Josh Tanzer has been working in banking for more than 20 years and has ridden through enough peaks and valleys in the market to stay optimistic that the current economic climate will also pass one day.

Tanzer specializes in raising expansion capital for tech companies and is a managing director at Revolution Partners. Earlier this month, Memphis, Tenn.-based Morgan Keegan, the brokerage and investment banking arm of publicly traded Regions Financial Corp., acquired Boston-based Revolution Partners in a move to expand its tech focus.

PE Week Senior Writer Alexander Haislip caught up with Tanzer to get his thoughts on the acquisition.

Q: What does the deal with Morgan Keegan mean for you?


It’s just starting to sink in now. We had been working on the deal from this summer. It feels better every day and it was a very good fit between our organizations. We were not for sale. Let me be clear. Morgan Keegan approached Revolution. I’ve had 200 emails and people asking me what my new email address is, but we’re continuing to operate as Revolution Partners and have a controlling relationship on our business. That was paramount for us.

Q: Lately, has there been much call for your firm to help companies connect with growth capital?

A: My business at Revolution is up 33% over last year and I’m having the best year since 2001. We’ve got an excellent pipeline going into 2009.

Q: What types of companies are able to raise money in this environment?
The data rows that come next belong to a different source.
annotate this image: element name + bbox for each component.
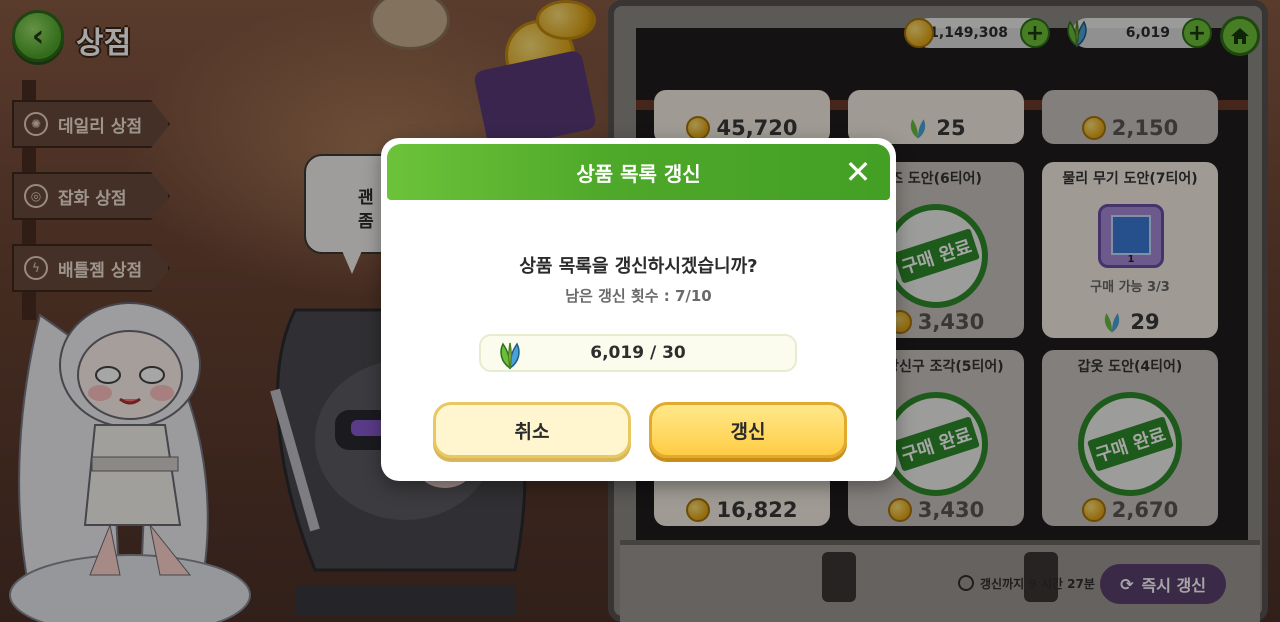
confirm-refresh-button[interactable]: 갱신	[649, 402, 847, 458]
dialog-question: 상품 목록을 갱신하시겠습니까?	[519, 256, 758, 277]
refresh-dialog: 상품 목록 갱신 ✕ 상품 목록을 갱신하시겠습니까? 남은 갱신 횟수 : 7…	[381, 138, 896, 481]
refresh-cost: 6,019 / 30	[479, 334, 797, 372]
dialog-header: 상품 목록 갱신 ✕	[387, 144, 890, 200]
remaining-refresh-count: 남은 갱신 횟수 : 7/10	[565, 287, 712, 305]
close-icon: ✕	[844, 153, 872, 191]
leaf-icon	[500, 342, 520, 370]
close-button[interactable]: ✕	[842, 156, 874, 188]
dialog-title: 상품 목록 갱신	[576, 161, 701, 186]
cancel-button[interactable]: 취소	[433, 402, 631, 458]
cost-value: 6,019 / 30	[590, 343, 686, 363]
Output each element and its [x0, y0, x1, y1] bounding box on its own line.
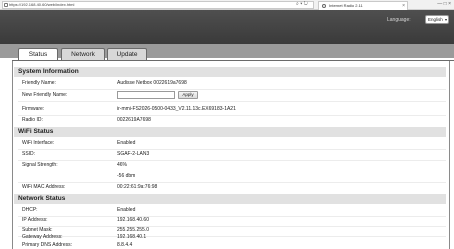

Companies with greater than a $10 million run rate and profitable companies. I don’t know anything that is easy in this market, but that’s the sweet spot of what’s interesting now. There are parts of this economy that are rapidly expanding, such as digital media. Some of the clients we’re working with in the consumer digital media space are having remarkable growth, even in this market.

Q: Any other sweet spots?


On the enterprise side, there are software companies that work with credit-giving institutions to collect debt. That type of business is growing rapidly. There are little corners of this economy that are doing well, or certainly OK. Companies that won’t sell are doing things that are very capital intensive and have slow revenue run rates.

Q: How has the hedge fund industry affected your business?


The hedge fund guys are largely out of the market. You don’t have to be in this market every day to know that. Who’s replacing them? You have more and more family offices, international funds that are still active in Europe, and we are getting some interest out of Asia. Call them alternative fund providers. An amalgam of institutions globally that see this as a buying opportunity. Most investors are resting on their wallets to see what’s going to happen in 2009. But there are some mavericks who are trying to buy low.